The new modalities, such as antibodies, and especially cell therapies, are much more complex to manufacture. A lot of companies have great ideas, but if you can’t make it, it’s not going to work. You have to make it consistently to FDA grade and specification with the appropriate quality assurance. Manufacturing is incredibly important in making sure these novel therapies can actually be reproducibly studied in clinical trials and approved.

I would say the second barrier is making sure these therapies have business models that make sense. CAR-T therapies, for example, are autologous. They require taking the cells from patients, modifying them, and giving them back to the patients. That’s a very complicated process. So we need to make sure that these next generation of cell therapies have a business model that makes sense so that companies can sustainably make therapies for patients.

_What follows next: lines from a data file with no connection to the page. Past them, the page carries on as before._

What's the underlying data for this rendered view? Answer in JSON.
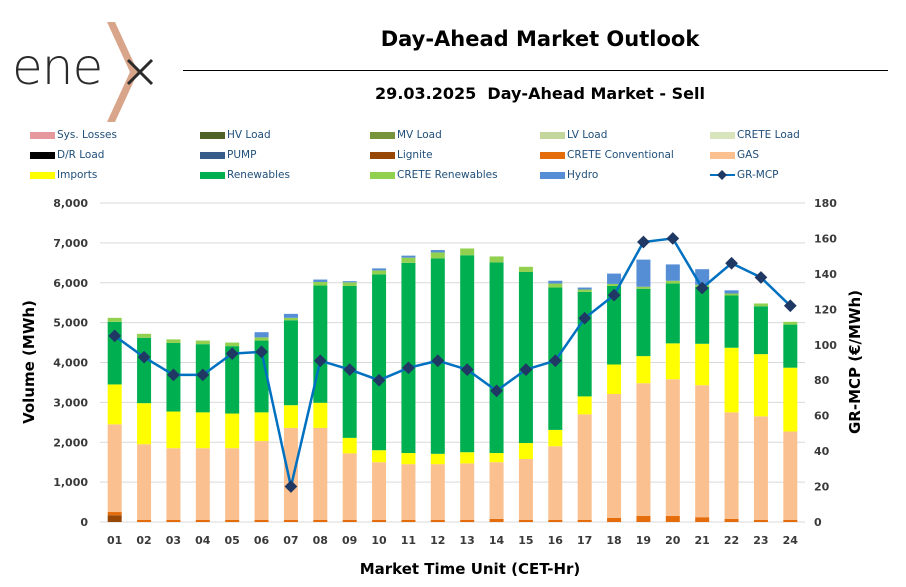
{
  "header": {
    "logo_text": "ene",
    "title": "Day-Ahead Market Outlook",
    "subtitle": "29.03.2025  Day-Ahead Market - Sell"
  },
  "legend": [
    {
      "label": "Sys. Losses",
      "color": "#e6999d",
      "type": "bar"
    },
    {
      "label": "HV Load",
      "color": "#4f6228",
      "type": "bar"
    },
    {
      "label": "MV Load",
      "color": "#77933c",
      "type": "bar"
    },
    {
      "label": "LV Load",
      "color": "#c3d69b",
      "type": "bar"
    },
    {
      "label": "CRETE Load",
      "color": "#d8e4bc",
      "type": "bar"
    },
    {
      "label": "D/R Load",
      "color": "#000000",
      "type": "bar"
    },
    {
      "label": "PUMP",
      "color": "#385d8a",
      "type": "bar"
    },
    {
      "label": "Lignite",
      "color": "#974706",
      "type": "bar"
    },
    {
      "label": "CRETE Conventional",
      "color": "#e46c0a",
      "type": "bar"
    },
    {
      "label": "GAS",
      "color": "#fac090",
      "type": "bar"
    },
    {
      "label": "Imports",
      "color": "#ffff00",
      "type": "bar"
    },
    {
      "label": "Renewables",
      "color": "#00b050",
      "type": "bar"
    },
    {
      "label": "CRETE Renewables",
      "color": "#92d050",
      "type": "bar"
    },
    {
      "label": "Hydro",
      "color": "#558ed5",
      "type": "bar"
    },
    {
      "label": "GR-MCP",
      "color": "#0070c0",
      "marker_color": "#1f3864",
      "type": "line"
    }
  ],
  "chart_data": {
    "type": "bar",
    "stacked": true,
    "title": "29.03.2025  Day-Ahead Market - Sell",
    "xlabel": "Market Time Unit (CET-Hr)",
    "ylabel": "Volume (MWh)",
    "y2label": "GR-MCP (€/MWh)",
    "ylim": [
      0,
      8000
    ],
    "y_ticks": [
      "0",
      "1,000",
      "2,000",
      "3,000",
      "4,000",
      "5,000",
      "6,000",
      "7,000",
      "8,000"
    ],
    "y2lim": [
      0,
      180
    ],
    "y2_ticks": [
      "0",
      "20",
      "40",
      "60",
      "80",
      "100",
      "120",
      "140",
      "160",
      "180"
    ],
    "grid": true,
    "legend_position": "top",
    "categories": [
      "01",
      "02",
      "03",
      "04",
      "05",
      "06",
      "07",
      "08",
      "09",
      "10",
      "11",
      "12",
      "13",
      "14",
      "15",
      "16",
      "17",
      "18",
      "19",
      "20",
      "21",
      "22",
      "23",
      "24"
    ],
    "series": [
      {
        "name": "Lignite",
        "color": "#974706",
        "values": [
          170,
          0,
          0,
          0,
          0,
          0,
          0,
          0,
          0,
          0,
          0,
          0,
          0,
          0,
          0,
          0,
          0,
          0,
          0,
          0,
          0,
          0,
          0,
          0
        ]
      },
      {
        "name": "CRETE Conventional",
        "color": "#e46c0a",
        "values": [
          80,
          50,
          50,
          50,
          50,
          50,
          50,
          50,
          50,
          50,
          50,
          50,
          50,
          80,
          50,
          50,
          50,
          100,
          150,
          150,
          120,
          80,
          50,
          50
        ]
      },
      {
        "name": "GAS",
        "color": "#fac090",
        "values": [
          2200,
          1900,
          1800,
          1800,
          1800,
          1980,
          2310,
          2310,
          1670,
          1450,
          1400,
          1400,
          1420,
          1420,
          1530,
          1850,
          2650,
          3110,
          3330,
          3430,
          3310,
          2670,
          2600,
          2220
        ]
      },
      {
        "name": "Imports",
        "color": "#ffff00",
        "values": [
          1000,
          1030,
          920,
          900,
          870,
          720,
          570,
          630,
          390,
          300,
          280,
          260,
          280,
          230,
          400,
          410,
          450,
          740,
          680,
          900,
          1040,
          1620,
          1560,
          1600
        ]
      },
      {
        "name": "Renewables",
        "color": "#00b050",
        "values": [
          1570,
          1640,
          1720,
          1710,
          1690,
          1800,
          2130,
          2940,
          3810,
          4410,
          4770,
          4900,
          4940,
          4780,
          4290,
          3570,
          2620,
          1970,
          1690,
          1500,
          1430,
          1310,
          1200,
          1080
        ]
      },
      {
        "name": "CRETE Renewables",
        "color": "#92d050",
        "values": [
          100,
          100,
          90,
          90,
          90,
          80,
          60,
          90,
          90,
          100,
          130,
          150,
          170,
          150,
          130,
          100,
          60,
          50,
          50,
          70,
          50,
          50,
          70,
          70
        ]
      },
      {
        "name": "Hydro",
        "color": "#558ed5",
        "values": [
          0,
          0,
          0,
          0,
          0,
          130,
          100,
          60,
          30,
          50,
          50,
          60,
          0,
          0,
          0,
          70,
          50,
          260,
          680,
          410,
          390,
          80,
          0,
          0
        ]
      }
    ],
    "line_series": {
      "name": "GR-MCP",
      "axis": "right",
      "values": [
        105,
        93,
        83,
        83,
        95,
        96,
        20,
        91,
        86,
        80,
        87,
        91,
        86,
        74,
        86,
        91,
        115,
        128,
        158,
        160,
        132,
        146,
        138,
        122
      ]
    }
  }
}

I think the third issue is going to be pricing and access, especially if we see combinations of therapies with multiple modalities. That’s why when we invest in a company we want to see meaningful clinical benefit. People are willing to pay for a treatment if you can cure their cancer or convert their cancer to a chronic disease. That’s the hurdle you have to meet. So from that perspective, you have to swing for the fences to make sure you’re going to have a meaningful impact for patients and make sure that the system can find value in your therapy.